Main idea sections/paragraphs should present ideas. There should be a clear point. Avoid simply summarizing.

A paragraph mustn’t merely present information; it must make a point.

Use a topic sentence to express the main idea.

Use transitions to show how paragraphs are related to each other and to the central argument of the essay.


Support in a literature essay comes, fundamentally, from the literature itself.

Quotations are crucial in a literature essay. Because they require interpretation and commentary, they generate the focused passages needed in the body of your essay.

There should be close analysis of specific passages throughout the body of your essay.

Avoid unnecessary quotation. Especially avoid quoting information you’ve already paraphrased.

Quote only what is relevant/significant.

Comment on quotes. Analyze them and show how they are relevant/significant.


In a literature essay, an overview of the text is called a plot summary.

Plot summaries are useful in your introductory paragraph, but they should be focused to serve the purpose of your essay.

Paraphrasing is restating a passage in your own words.

Paraphrase when the information is important but the words themselves are not.

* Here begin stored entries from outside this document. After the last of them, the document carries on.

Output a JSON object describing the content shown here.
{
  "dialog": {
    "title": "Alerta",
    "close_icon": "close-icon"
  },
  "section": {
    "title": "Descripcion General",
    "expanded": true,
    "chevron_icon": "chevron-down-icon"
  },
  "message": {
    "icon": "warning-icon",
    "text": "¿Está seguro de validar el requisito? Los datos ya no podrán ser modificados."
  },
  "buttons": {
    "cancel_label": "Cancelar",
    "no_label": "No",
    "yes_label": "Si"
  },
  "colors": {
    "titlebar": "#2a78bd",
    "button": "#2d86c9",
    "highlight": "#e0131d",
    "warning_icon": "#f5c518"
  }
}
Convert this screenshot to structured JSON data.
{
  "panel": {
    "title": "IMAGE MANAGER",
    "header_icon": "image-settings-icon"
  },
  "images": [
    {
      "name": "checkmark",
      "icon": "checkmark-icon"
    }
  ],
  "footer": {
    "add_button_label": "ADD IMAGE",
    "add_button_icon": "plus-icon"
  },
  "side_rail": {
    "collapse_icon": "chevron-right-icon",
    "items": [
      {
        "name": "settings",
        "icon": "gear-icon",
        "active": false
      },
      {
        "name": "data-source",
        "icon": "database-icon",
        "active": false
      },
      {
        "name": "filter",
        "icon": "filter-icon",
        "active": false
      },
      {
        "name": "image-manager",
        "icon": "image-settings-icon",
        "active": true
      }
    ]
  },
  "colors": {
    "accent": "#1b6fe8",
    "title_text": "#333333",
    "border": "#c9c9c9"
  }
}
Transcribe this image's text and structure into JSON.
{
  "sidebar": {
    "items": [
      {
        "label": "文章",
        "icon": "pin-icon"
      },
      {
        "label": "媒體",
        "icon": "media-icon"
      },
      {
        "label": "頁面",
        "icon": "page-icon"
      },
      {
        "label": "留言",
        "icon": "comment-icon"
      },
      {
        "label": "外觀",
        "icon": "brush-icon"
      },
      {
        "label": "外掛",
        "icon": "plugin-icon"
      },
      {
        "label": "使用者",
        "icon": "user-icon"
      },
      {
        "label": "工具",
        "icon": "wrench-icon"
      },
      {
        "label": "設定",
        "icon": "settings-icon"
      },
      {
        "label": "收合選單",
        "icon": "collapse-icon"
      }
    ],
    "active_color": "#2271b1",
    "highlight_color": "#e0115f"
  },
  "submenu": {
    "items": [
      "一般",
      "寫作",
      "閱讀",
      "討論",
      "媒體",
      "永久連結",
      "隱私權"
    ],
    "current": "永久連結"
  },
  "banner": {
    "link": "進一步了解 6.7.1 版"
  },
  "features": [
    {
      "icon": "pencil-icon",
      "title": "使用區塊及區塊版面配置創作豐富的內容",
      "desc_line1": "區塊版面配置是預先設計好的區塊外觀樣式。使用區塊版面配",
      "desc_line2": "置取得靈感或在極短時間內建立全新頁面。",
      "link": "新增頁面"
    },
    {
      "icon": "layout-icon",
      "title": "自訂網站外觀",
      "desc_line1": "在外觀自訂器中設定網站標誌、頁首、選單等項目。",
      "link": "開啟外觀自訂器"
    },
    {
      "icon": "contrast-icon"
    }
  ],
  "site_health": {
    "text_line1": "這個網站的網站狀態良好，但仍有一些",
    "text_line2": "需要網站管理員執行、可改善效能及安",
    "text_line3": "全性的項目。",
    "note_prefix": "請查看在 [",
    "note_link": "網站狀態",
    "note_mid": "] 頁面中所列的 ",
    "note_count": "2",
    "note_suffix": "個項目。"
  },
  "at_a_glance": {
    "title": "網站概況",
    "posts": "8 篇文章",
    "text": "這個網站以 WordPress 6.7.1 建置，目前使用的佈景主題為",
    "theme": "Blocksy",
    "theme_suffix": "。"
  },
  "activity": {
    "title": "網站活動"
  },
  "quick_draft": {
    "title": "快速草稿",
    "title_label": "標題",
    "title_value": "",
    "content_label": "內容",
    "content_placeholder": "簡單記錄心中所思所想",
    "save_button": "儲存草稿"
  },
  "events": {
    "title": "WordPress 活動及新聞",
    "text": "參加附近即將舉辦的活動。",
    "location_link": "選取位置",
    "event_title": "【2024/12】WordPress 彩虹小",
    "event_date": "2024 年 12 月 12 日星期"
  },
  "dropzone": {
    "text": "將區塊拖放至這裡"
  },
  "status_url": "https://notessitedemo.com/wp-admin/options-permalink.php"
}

Provide citations for paraphrases.

A description of the work’s form, structure, or style is used as support when these features are the focus of your analysis.


Your essay can close in a number of different ways, but it should not merely repeat the main ideas.

Try one or more of the following techniques for your conclusion:

Briefly discuss the implications of your argument. What new discussions have you begun? What areas are open for further inquiry?

If you began with a defining quote from the text, return to that quote and comment on it further.

The conclusion is where you can offer brief commentary on the ideas/themes presented in the text. How are the ideas relevant today? What does the work add to our understanding of the issue?